Business premises are given a rateable value by the Valuation Office Agency (VOA), and local authorities use this assessment to calculate business rates bills. The rateable value is based on the likely annual open market rent for the premises at a particular date. And these rateable values are reviewed every five years - they were last updated on April 1, 2005, based on market rents at April 1, 2003.
The latest revaluation will be based on market rents on April 1, 2008 - again when the market was booming, and will come into effect in bills in April 2010. According to many retailers, this means the average business rates bill for a forecourt will jump again, and probably double.
Fraser Duffin, property manager at MRH (GB) - the biggest independent fuel retailer in the UK - said the planned increase for 2010 had the potential to have a much greater effect than this year’s rise. Fraser said that the average annual business rates bill for one of MRH’s sites last year (the year ending March 31, 2009) was £12,750. After this month’s increases, that had initially jumped to £16,300 - a 28% rise (due to the 5% increase and the transitional relief programme ending). And he said that the way things were at the moment, this looked likely to double next year.
Fraser said: "This revaluation takes place every five years, and each time our sector gets given a different way of calculating the rateable value. The way it’s worked out at the moment, based on fuel sales, car wash sales, shop sales, etc, means the sites with 3mlpa to 7mlpa are hit the hardest. And that’s the independent sector - the oil company-owned sites and supermarkets escape because they usually have higher fuel volumes. It’s the independents that will pay the brunt of this.
"From the data we’ve looked at, the rateable values will double for the average site in 2010, although there are still negotiations to try to make this more reasonable."
Fraser said organisations like the MUA (Machinery Users Association) were in direct negotiations with the Valuation Office over the issue. But he said the MUA, which is a ratings advisor specialising in the fuel sector, needed as much sales data as possible to argue the industry’s case. And he asked for retailers’ help with this.
He added: "Forgetting about the current recession, it is generally thought that the rateable values set in 2005 were too low. There has been seen to be a lot of growth in the filling station sector in the past five years - it has been buoyant. Plus rents and freehold prices have gone up in the past five years. I think fuel retailers will see rates rise more than in other retail sectors."

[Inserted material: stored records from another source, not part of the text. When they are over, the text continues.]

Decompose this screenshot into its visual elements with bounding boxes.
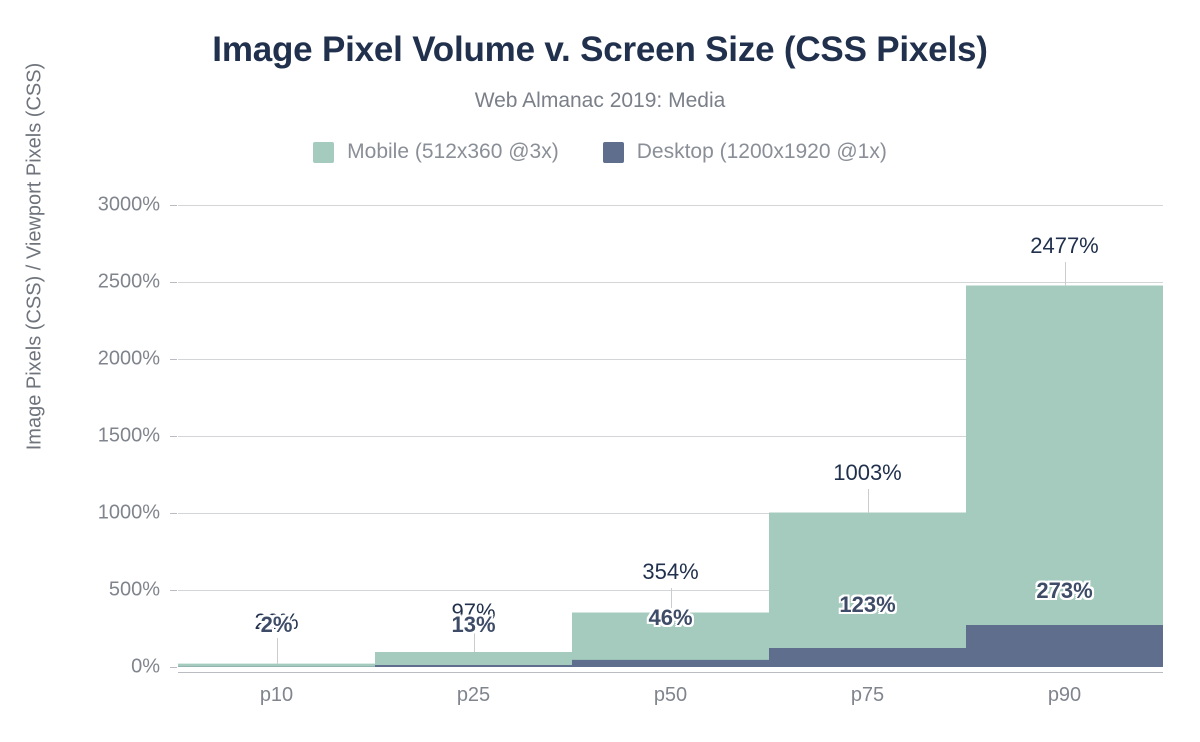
- series-svg: [0, 0, 1200, 742]
- label-connector: [671, 588, 672, 612]
- chart-figure: Image Pixel Volume v. Screen Size (CSS P…: [0, 0, 1200, 742]
- label-connector: [474, 628, 475, 652]
- label-connector: [277, 638, 278, 664]
- label-connector: [1065, 262, 1066, 286]
- plot-area: Image Pixels (CSS) / Viewport Pixels (CS…: [0, 0, 1200, 742]
- label-connector: [868, 489, 869, 513]
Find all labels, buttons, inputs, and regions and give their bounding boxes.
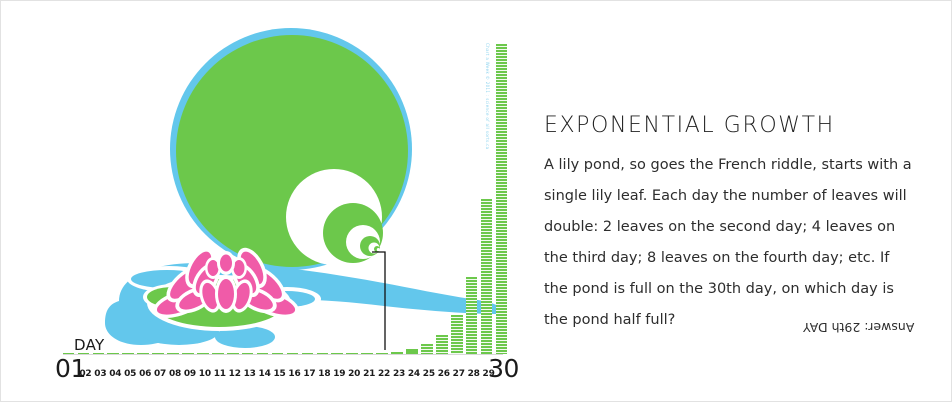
bar-day-27 [451,315,463,354]
day-label-18: 18 [318,369,330,379]
bar-day-29 [481,199,493,354]
bar-day-30 [496,44,508,354]
day-label-16: 16 [288,369,300,379]
day-label-25: 25 [423,369,435,379]
page-title: EXPONENTIAL GROWTH [544,113,916,138]
day-label-08: 08 [169,369,181,379]
infographic-page: Chart a Week © 2011 : science of all sor… [0,0,952,402]
axis-day-word: DAY [74,336,104,354]
answer-text: Answer: 29th DAY [803,320,914,335]
day-label-02: 02 [79,369,91,379]
day-label-12: 12 [229,369,241,379]
day-label-14: 14 [259,369,271,379]
day-label-03: 03 [94,369,106,379]
day-label-13: 13 [244,369,256,379]
day-label-11: 11 [214,369,226,379]
axis-day-labels: 0102030405060708091011121314151617181920… [63,355,515,379]
day-label-24: 24 [408,369,420,379]
day-label-06: 06 [139,369,151,379]
bar-day-28 [466,277,478,355]
day-label-20: 20 [348,369,360,379]
day-label-22: 22 [378,369,390,379]
day-label-09: 09 [184,369,196,379]
day-label-07: 07 [154,369,166,379]
bar-day-25 [421,344,433,354]
article-body: A lily pond, so goes the French riddle, … [544,150,916,336]
day-label-19: 19 [333,369,345,379]
day-label-17: 17 [303,369,315,379]
day-23-leader-line [371,251,391,351]
day-label-30: 30 [488,354,519,383]
day-label-27: 27 [453,369,465,379]
article-panel: EXPONENTIAL GROWTH A lily pond, so goes … [544,113,916,336]
day-label-15: 15 [273,369,285,379]
day-label-28: 28 [468,369,480,379]
bar-day-26 [436,335,448,354]
day-label-21: 21 [363,369,375,379]
day-label-05: 05 [124,369,136,379]
day-label-10: 10 [199,369,211,379]
day-label-23: 23 [393,369,405,379]
chart-credit-text: Chart a Week © 2011 : science of all sor… [485,43,490,123]
day-label-26: 26 [438,369,450,379]
day-label-04: 04 [109,369,121,379]
exponential-bar-chart [61,44,509,354]
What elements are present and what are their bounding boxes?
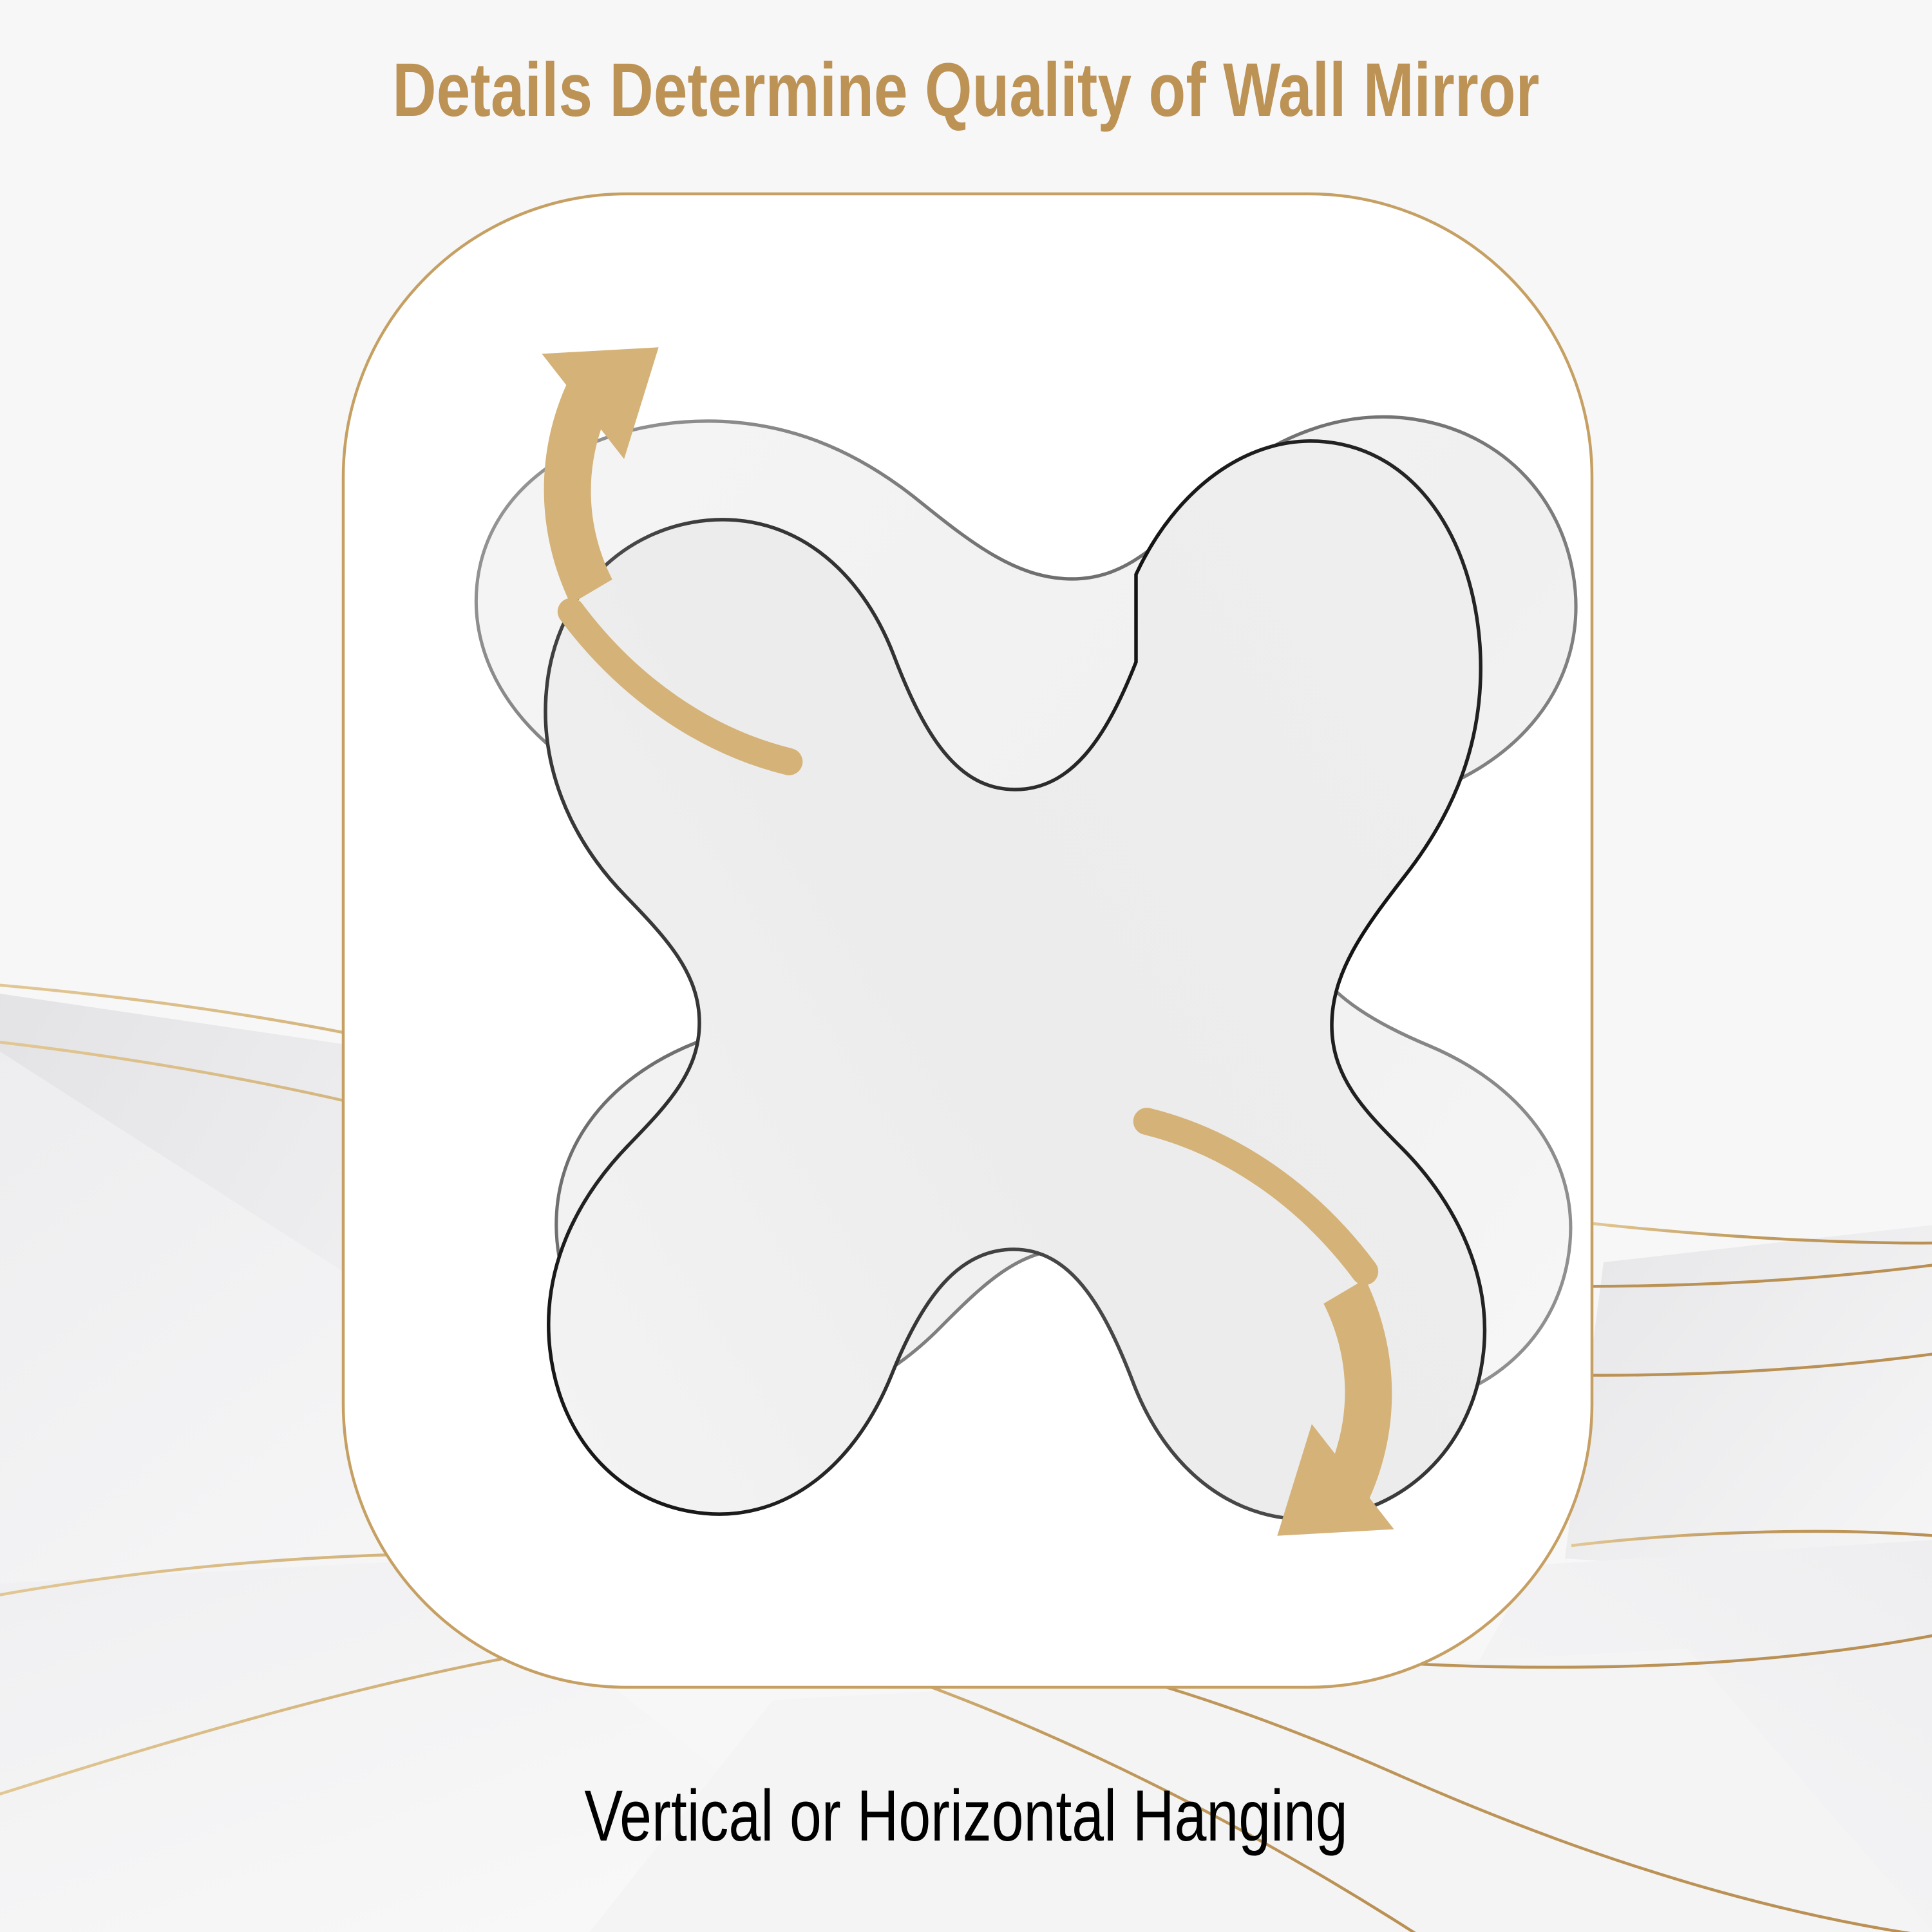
bottom-caption: Vertical or Horizontal Hanging [193,1776,1739,1855]
bg-panel-right-upper [1565,1224,1932,1584]
infographic-canvas: Details Determine Quality of Wall Mirror [0,0,1932,1932]
page-title: Details Determine Quality of Wall Mirror [193,50,1739,131]
mirror-showcase-card [341,192,1594,1689]
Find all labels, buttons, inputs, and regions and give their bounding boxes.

Retailer Mark Carsley, director of the Carsley Group, expected most retailers to appeal against next year’s expected rises.
He explained: "From what I’ve heard, it looks like the 2010 rates at some of our sites could rise by at least 100% or maybe more. Nothing’s been finalised yet, but it will be a disaster if they go up by the amount they’re talking about.
"I don’t understand how a government in the current economic climate can put rates up above inflation. It’s very unfair to base the rates on property prices in 2008. I would expect every single retailer to be appealing if the amount goes up. The thing is, if the bill is appealed, then the business seems to usually win, so you tend to think: Why can’t they just get it right in the first place? I’m hoping the government will postpone the rise, or at least look at the situation again and base it on the value of properties in 2009."
Mark Wilson, operations director at the Fraser Group, said: "According to the latest figures, we’re now in a period of deflation. They should be putting the rates down, not up."
Retailer Paul Sykes, of Shaw Petroleum, added: "We’ve got an expert working on this for us to see how much it’s likely to be. However, there’s got to be a reality check about it. I think these tax increases will happen, and this is just one way in which they’ll try to get money out of us.
"In the words of Denis Healey, I think they’re going to tax us until the pips squeak."